TerraUSD, a stable coin that is supposed to be pegged to the U.S. dollar, has lost much of its value this week after a huge run on the bank.
A floating token called luna was used to balance supply and demand, as well as a multi-billion dollar pile of the digital currency, known as UST.
The world's biggest stable coin, tether, fell below its intended $1 for several hours on Thursday, fueling fears of a possible domino effect from the de-pegging of the US Treasury. tether is supposed to be backed by assets in a reserve.
This week, the U.S. Treasury Secretary directly addressed the issue of UST and tether. In a congressional hearing, she said that such assets don't currently pose a systemic risk to financial stability.
She told lawmakers that they are growing very rapidly, but that they are not a real threat to financial stability.
They present the same kind of risks that we have known about for a long time.
Congress should approve federal regulation of stable coins by the end of the year.
The U.K. government is paying attention. The government is ready to take further action on stable coins after Terra collapsed.
The government has made it clear that certain stable coins are not suitable for payment as they share characteristics with unbacked assets.
Britain is planning to bring stablecoins within the scope of electronic payments regulation, which could see issuers such as Circle become subject to supervision by the country's markets watchdog.
Stable coins would be subject to strict regulatory oversight under separate proposals in the European Union.
They are similar to casino chips for the world of digital currency. Real dollars are used to buy tether orUSDC. The token can be used to trade cryptocurrencies.
The idea is that when someone wants to cash in, they can get the equivalent amount of dollars for any stable coins they want to sell. Stable coin issuers hold enough money to correspond to the number of coins in circulation.
The market for stable coins is worth more than $150 billion. The market value of tether is about $80 billion.
UST is a unique case in the stable coin world. Unlike tether, it didn't have any cash to back its peg to the dollar, but it was partially backed by bitcoin.
UST relied on a system. It went like this.
Luna is worthless after having topped $100 a coin earlier this year.
The whole system was designed to keep UST at $1. It crumbled under the weight of billions of dollars in liquidations, particularly on Anchor, a lending platform that promised users interest rates as high as 20% on their savings. This was unsustainable according to many experts.
The main fear is that a major stable coin issuer could experience a run on the bank.
Money market funds are often compared to money market funds by officials.
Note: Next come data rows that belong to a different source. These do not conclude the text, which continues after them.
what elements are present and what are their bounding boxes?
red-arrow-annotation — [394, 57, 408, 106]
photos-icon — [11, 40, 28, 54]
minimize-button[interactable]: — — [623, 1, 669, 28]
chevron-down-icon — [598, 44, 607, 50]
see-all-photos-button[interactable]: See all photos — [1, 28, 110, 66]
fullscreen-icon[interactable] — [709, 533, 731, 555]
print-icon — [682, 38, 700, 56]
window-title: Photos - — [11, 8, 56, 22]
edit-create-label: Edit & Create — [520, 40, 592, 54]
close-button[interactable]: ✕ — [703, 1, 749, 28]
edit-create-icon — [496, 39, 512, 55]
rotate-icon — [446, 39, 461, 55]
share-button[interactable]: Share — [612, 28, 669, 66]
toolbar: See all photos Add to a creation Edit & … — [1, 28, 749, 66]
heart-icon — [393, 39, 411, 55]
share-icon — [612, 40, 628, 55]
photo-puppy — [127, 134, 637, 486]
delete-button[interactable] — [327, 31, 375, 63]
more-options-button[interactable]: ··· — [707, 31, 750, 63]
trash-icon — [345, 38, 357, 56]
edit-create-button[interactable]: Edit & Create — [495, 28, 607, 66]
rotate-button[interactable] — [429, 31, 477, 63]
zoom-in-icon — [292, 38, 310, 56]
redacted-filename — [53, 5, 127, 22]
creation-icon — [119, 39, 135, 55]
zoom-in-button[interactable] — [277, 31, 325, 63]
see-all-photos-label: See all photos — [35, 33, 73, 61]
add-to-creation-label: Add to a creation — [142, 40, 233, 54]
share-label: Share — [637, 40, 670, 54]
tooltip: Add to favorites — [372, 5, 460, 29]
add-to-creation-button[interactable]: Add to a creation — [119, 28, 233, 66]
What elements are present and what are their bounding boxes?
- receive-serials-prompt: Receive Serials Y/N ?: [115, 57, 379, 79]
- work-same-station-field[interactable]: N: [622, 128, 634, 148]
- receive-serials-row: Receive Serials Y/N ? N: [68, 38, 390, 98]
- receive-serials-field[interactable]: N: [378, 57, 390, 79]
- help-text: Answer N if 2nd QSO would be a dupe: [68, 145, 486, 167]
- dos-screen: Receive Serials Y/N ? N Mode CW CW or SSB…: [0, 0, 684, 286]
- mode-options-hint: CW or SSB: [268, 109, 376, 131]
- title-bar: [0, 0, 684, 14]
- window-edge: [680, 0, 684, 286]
The Reserve Primary Fund lost its net asset value in 2008. Some of the fund's assets were in commercial paper from Lehman Brothers. When Lehman collapsed, investors fled.
Tether had previously said its reserves were entirely of dollars. The position was reversed after a settlement with the New York attorney general. The firm had very little cash but a lot of paper.
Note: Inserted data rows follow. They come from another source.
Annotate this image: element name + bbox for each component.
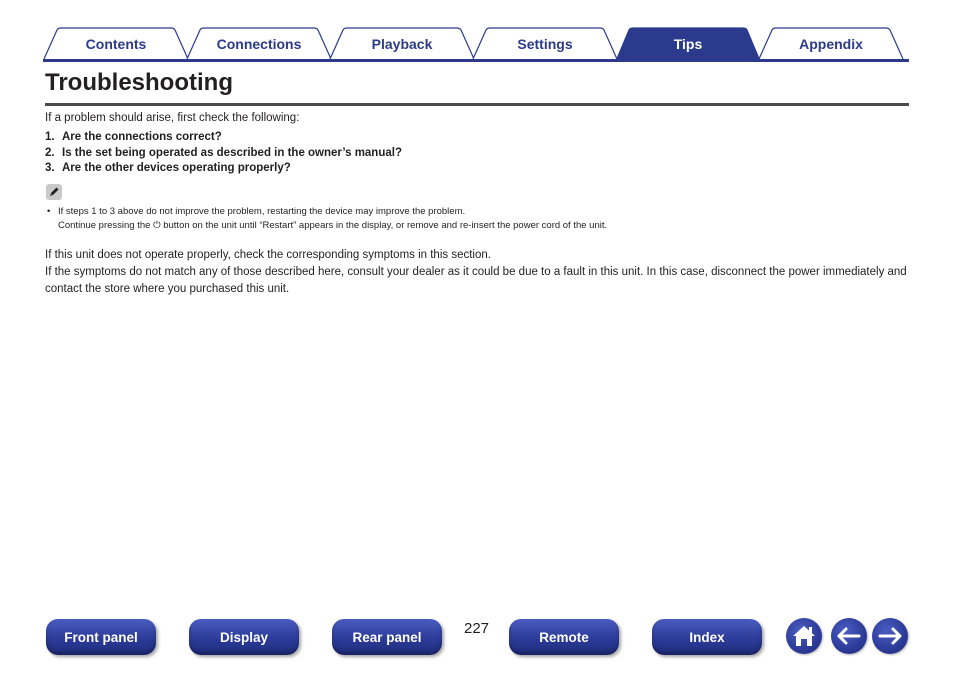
item-text: Are the connections correct? — [62, 131, 222, 143]
checklist-item: 1. Are the connections correct? — [45, 130, 402, 146]
note-text: If steps 1 to 3 above do not improve the… — [58, 206, 466, 217]
tab-label: Connections — [216, 36, 302, 52]
arrow-left-icon — [837, 627, 861, 645]
checklist-item: 3. Are the other devices operating proper… — [45, 161, 402, 177]
pencil-icon — [46, 184, 62, 200]
bullet: • — [47, 206, 51, 217]
power-icon: ⏻ — [153, 220, 161, 231]
tab-label: Appendix — [799, 36, 863, 52]
checklist-item: 2. Is the set being operated as described… — [45, 146, 402, 162]
note-text: button on the unit until “Restart” appea… — [160, 220, 608, 231]
title-divider — [45, 103, 909, 106]
tab-settings[interactable]: Settings — [472, 27, 618, 60]
tab-label: Tips — [673, 36, 703, 52]
note-text: Continue pressing the — [58, 220, 154, 231]
display-button[interactable]: Display — [189, 619, 299, 655]
front-panel-button[interactable]: Front panel — [46, 619, 156, 655]
note-line: Continue pressing the ⏻ button on the un… — [47, 219, 607, 233]
remote-button[interactable]: Remote — [509, 619, 619, 655]
page-number: 227 — [464, 620, 490, 637]
rear-panel-button[interactable]: Rear panel — [332, 619, 442, 655]
home-icon — [793, 626, 815, 646]
note-line: • If steps 1 to 3 above do not improve t… — [47, 205, 607, 219]
item-number: 3. — [45, 162, 55, 174]
tab-tips[interactable]: Tips — [615, 27, 761, 61]
paragraph: If this unit does not operate properly, … — [45, 249, 491, 261]
tab-contents[interactable]: Contents — [43, 27, 189, 60]
tab-connections[interactable]: Connections — [186, 27, 332, 60]
item-number: 1. — [45, 131, 55, 143]
tab-appendix[interactable]: Appendix — [758, 27, 904, 60]
tab-label: Playback — [371, 36, 433, 52]
tab-label: Contents — [85, 36, 147, 52]
item-text: Are the other devices operating properly… — [62, 162, 291, 174]
tab-bar-underline — [43, 59, 909, 62]
note: • If steps 1 to 3 above do not improve t… — [47, 205, 607, 233]
tab-bar: Contents Connections Playback Settings T… — [43, 27, 909, 62]
item-number: 2. — [45, 146, 55, 159]
tab-playback[interactable]: Playback — [329, 27, 475, 60]
home-button[interactable] — [786, 618, 822, 654]
forward-button[interactable] — [872, 618, 908, 654]
item-text: Is the set being operated as described i… — [62, 146, 402, 159]
checklist: 1. Are the connections correct? 2. Is the … — [45, 130, 402, 177]
back-button[interactable] — [831, 618, 867, 654]
intro-text: If a problem should arise, first check t… — [45, 112, 300, 124]
tab-label: Settings — [517, 36, 573, 52]
arrow-right-icon — [878, 627, 902, 645]
page-title: Troubleshooting — [45, 69, 233, 96]
index-button[interactable]: Index — [652, 619, 762, 655]
paragraph: If the symptoms do not match any of thos… — [45, 266, 907, 295]
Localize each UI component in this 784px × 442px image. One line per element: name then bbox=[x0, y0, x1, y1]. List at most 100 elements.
The company says it is increasing its holdings of U.S. Treasury bills.
The ratings agency said in a note that they expect recent developments to lead to increased calls for regulation of stable coins.
Stable coins like tether can be more manageable than algorithmic ones, but the creditworthiness of the firms that issue them is more important.
Many regulated financial entities have increased their exposure to cryptocurrencies, defi and other forms of digital finance in recent months, and some issuers could be affected if the market becomes volatile.
There is a risk of an impact on the real economy if the value of thecryptocurrencies falls steeply. We think the risks to issuers and economic activity are very low.